This year marks the 50th Consumer Electronics Show (CES). Plenty of the usual CES fare is on display: easily-portable high-def home projectors, smart bathrooms, and, yes, pole-dancing robots.
If you heard a record-scratch in your brain at the robots, no one could blame you.
These lovely ladies were unveiled Monday in a Las Vegas strip club. They were accompanied by flesh-and-blood strippers, but clearly still the stars of the show, reported CNBC:
The robots were as advertised: They gyrated on a stripper pole to music from 50 Cent and Pharrell, with dollar bills scattered on the stage and the floor.
A half-dozen human dancers, most of whom were dressed in tight, shiny robot costumes, repeatedly took pics in front of their metallic colleagues. (The woman greeting guests as I walked in told me that I missed a skit where the human dancers unveiled the robot dancers to Star Wars music, and then joked about them stealing their jobs.)
Real strippers almost never have CCTV cameras for heads or obvious cables under shiny plastic skin, but a really drunk CES attendee might be excused for mistaking these hotties for the real thing due to their gyrations, high heels, and garters.
They aren't actual tech innovations.

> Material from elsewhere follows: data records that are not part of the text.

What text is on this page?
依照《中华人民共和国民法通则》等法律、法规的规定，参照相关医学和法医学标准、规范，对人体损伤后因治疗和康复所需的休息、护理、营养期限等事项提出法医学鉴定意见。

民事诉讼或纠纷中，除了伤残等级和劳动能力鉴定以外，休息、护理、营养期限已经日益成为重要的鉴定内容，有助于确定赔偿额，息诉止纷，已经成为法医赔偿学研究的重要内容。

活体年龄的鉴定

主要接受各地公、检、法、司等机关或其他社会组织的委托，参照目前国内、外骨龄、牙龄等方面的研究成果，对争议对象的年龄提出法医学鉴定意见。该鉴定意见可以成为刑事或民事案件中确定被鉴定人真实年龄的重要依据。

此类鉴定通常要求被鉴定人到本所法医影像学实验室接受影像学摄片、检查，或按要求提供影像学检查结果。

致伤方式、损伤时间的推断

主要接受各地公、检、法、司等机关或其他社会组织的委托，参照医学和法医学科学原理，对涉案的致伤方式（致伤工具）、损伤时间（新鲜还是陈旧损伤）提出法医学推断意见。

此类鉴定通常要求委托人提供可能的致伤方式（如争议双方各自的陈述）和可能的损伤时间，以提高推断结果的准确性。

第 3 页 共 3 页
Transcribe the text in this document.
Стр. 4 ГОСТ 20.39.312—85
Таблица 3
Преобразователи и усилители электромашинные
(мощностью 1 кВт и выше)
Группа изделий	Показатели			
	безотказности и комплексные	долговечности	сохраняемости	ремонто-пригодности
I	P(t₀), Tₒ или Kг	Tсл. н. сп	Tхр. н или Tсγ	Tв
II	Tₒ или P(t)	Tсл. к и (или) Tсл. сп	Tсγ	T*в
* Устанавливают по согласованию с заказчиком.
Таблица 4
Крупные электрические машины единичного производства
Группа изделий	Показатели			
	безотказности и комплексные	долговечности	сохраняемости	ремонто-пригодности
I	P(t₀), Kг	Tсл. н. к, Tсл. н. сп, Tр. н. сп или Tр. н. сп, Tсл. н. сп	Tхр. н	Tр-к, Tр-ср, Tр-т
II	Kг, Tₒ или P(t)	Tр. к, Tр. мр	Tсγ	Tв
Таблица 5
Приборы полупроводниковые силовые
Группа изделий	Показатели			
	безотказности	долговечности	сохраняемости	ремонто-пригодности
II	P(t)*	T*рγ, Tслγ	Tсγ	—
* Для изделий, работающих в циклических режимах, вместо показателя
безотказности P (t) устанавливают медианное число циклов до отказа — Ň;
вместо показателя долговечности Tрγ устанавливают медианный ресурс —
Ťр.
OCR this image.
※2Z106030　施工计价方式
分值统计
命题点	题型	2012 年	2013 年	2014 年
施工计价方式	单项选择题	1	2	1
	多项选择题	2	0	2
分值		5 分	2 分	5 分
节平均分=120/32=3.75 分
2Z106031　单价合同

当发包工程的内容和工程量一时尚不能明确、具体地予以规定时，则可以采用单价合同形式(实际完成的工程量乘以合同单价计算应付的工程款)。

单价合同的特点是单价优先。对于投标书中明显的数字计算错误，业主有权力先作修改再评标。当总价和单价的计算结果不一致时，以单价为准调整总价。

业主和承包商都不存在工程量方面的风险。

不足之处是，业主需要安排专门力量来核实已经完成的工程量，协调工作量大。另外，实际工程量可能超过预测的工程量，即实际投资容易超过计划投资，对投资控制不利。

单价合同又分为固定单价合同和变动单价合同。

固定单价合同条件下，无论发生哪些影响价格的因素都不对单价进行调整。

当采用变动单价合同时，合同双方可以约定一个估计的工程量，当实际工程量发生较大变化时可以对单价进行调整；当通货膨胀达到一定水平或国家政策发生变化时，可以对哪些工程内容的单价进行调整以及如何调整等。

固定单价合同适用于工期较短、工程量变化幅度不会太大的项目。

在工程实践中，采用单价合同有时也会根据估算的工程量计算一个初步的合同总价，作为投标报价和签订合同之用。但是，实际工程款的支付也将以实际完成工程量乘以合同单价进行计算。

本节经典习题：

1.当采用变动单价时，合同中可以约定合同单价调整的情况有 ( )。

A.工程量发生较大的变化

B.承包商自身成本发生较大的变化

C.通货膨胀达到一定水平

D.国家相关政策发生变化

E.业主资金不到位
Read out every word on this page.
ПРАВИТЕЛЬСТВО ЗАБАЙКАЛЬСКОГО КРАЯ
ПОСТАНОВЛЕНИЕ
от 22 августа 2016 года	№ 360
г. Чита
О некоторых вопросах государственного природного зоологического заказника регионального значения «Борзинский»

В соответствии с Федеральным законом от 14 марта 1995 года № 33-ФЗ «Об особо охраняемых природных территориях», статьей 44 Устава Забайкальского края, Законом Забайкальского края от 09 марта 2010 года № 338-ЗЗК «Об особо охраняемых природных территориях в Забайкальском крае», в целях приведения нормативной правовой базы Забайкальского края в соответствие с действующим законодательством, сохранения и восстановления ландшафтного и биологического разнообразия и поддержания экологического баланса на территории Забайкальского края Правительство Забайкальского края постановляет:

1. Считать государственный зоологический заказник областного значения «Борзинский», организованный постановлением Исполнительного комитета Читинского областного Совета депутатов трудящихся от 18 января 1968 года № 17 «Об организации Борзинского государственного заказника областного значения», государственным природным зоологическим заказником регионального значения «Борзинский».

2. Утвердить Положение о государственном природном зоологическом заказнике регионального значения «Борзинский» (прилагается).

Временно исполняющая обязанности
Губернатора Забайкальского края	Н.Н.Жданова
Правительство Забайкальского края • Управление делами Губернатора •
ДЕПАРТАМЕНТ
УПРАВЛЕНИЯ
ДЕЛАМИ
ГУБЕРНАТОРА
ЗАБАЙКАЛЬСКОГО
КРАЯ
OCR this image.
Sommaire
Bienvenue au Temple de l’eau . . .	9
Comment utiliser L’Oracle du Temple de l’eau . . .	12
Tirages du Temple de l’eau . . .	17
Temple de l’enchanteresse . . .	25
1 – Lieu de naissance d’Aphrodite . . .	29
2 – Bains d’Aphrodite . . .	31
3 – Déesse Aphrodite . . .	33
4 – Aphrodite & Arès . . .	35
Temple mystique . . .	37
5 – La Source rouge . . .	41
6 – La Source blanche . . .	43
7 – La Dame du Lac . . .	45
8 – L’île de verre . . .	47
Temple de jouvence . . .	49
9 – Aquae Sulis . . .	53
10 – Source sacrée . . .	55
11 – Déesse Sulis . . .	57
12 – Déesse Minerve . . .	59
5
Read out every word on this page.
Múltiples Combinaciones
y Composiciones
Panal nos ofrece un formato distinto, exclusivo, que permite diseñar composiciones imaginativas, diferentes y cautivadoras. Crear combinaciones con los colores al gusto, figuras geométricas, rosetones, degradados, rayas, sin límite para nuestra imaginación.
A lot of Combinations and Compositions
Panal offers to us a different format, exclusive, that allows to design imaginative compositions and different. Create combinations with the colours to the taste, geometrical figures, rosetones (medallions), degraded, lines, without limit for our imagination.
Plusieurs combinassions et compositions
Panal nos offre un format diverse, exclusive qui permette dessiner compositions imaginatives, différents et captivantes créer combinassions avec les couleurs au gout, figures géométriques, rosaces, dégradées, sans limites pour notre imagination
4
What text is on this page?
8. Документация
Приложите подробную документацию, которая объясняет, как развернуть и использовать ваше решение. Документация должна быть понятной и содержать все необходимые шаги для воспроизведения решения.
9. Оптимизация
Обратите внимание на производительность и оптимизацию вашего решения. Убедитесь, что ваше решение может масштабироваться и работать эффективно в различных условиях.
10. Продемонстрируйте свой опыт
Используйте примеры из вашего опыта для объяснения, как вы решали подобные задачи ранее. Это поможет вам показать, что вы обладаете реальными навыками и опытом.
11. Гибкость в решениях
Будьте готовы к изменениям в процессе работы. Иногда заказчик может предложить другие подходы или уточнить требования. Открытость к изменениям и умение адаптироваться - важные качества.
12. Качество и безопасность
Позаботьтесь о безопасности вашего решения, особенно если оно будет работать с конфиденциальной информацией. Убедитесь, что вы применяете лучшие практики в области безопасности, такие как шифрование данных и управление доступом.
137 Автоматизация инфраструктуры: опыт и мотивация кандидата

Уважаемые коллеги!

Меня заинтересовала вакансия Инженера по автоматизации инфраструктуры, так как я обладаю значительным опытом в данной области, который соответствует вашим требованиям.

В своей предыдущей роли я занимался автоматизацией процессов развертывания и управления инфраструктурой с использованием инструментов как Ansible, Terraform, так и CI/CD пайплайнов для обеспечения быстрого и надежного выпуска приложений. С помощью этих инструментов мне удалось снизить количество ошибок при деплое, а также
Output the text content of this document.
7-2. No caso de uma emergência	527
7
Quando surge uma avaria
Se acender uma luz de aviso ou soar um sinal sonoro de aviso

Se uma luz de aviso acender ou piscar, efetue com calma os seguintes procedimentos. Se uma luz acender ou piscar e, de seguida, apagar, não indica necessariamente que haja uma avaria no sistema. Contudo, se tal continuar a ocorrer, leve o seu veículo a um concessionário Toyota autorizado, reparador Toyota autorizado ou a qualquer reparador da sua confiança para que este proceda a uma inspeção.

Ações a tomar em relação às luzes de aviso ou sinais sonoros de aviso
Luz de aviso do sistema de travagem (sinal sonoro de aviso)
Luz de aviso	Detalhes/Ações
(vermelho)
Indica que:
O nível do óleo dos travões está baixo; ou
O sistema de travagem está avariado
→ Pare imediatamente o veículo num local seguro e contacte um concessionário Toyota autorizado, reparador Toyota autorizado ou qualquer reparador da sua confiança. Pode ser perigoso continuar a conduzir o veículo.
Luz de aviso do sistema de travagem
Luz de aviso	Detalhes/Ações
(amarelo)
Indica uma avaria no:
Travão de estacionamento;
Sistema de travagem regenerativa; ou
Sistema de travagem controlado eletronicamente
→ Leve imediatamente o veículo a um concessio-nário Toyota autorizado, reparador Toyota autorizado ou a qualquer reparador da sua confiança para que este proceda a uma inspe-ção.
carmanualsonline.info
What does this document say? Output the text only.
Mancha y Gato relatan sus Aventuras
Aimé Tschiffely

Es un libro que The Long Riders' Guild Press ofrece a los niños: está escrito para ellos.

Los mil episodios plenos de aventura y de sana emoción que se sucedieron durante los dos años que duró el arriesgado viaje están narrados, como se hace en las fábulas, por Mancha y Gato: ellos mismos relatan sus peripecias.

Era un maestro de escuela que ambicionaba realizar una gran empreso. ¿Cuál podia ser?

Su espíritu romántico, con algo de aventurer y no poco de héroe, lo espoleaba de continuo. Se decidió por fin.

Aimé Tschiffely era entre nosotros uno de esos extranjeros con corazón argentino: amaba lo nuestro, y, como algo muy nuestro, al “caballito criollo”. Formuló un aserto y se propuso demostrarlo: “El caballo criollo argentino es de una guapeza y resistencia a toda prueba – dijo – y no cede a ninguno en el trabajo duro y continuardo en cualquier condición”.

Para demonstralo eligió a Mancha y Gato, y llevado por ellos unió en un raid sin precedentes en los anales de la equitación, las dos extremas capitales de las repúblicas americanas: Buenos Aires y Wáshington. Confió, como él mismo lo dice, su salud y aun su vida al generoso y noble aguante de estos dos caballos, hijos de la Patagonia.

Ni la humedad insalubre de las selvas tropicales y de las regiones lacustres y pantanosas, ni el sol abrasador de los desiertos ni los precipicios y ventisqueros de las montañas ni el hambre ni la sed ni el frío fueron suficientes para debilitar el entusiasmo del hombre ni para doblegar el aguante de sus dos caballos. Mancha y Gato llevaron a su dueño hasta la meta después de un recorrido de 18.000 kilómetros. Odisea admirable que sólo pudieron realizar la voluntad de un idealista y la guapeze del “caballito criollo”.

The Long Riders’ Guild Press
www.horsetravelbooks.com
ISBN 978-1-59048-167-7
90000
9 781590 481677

The pole-dancing robots have been around for a while, the invention of British artist named Giles Walker. Walker specializes in assembling animatronics from junk, and has mounted other similarly provocative projects like the Homeless Robot and the Last Supper.
His stripper 'bots have even performed for world leaders like Angela Merkel and former UK prime minister David Cameron.
Pole-dancing robots are at the moment merely in the realm of art and don't have their own brains. They're no more intelligent than a lawnmower.
Innovations in robotics, however, have frequently begun with dumb machines. Who knows how long it will be before we see the first android Instagram model?
Oh, never mind. In a way, they're already here.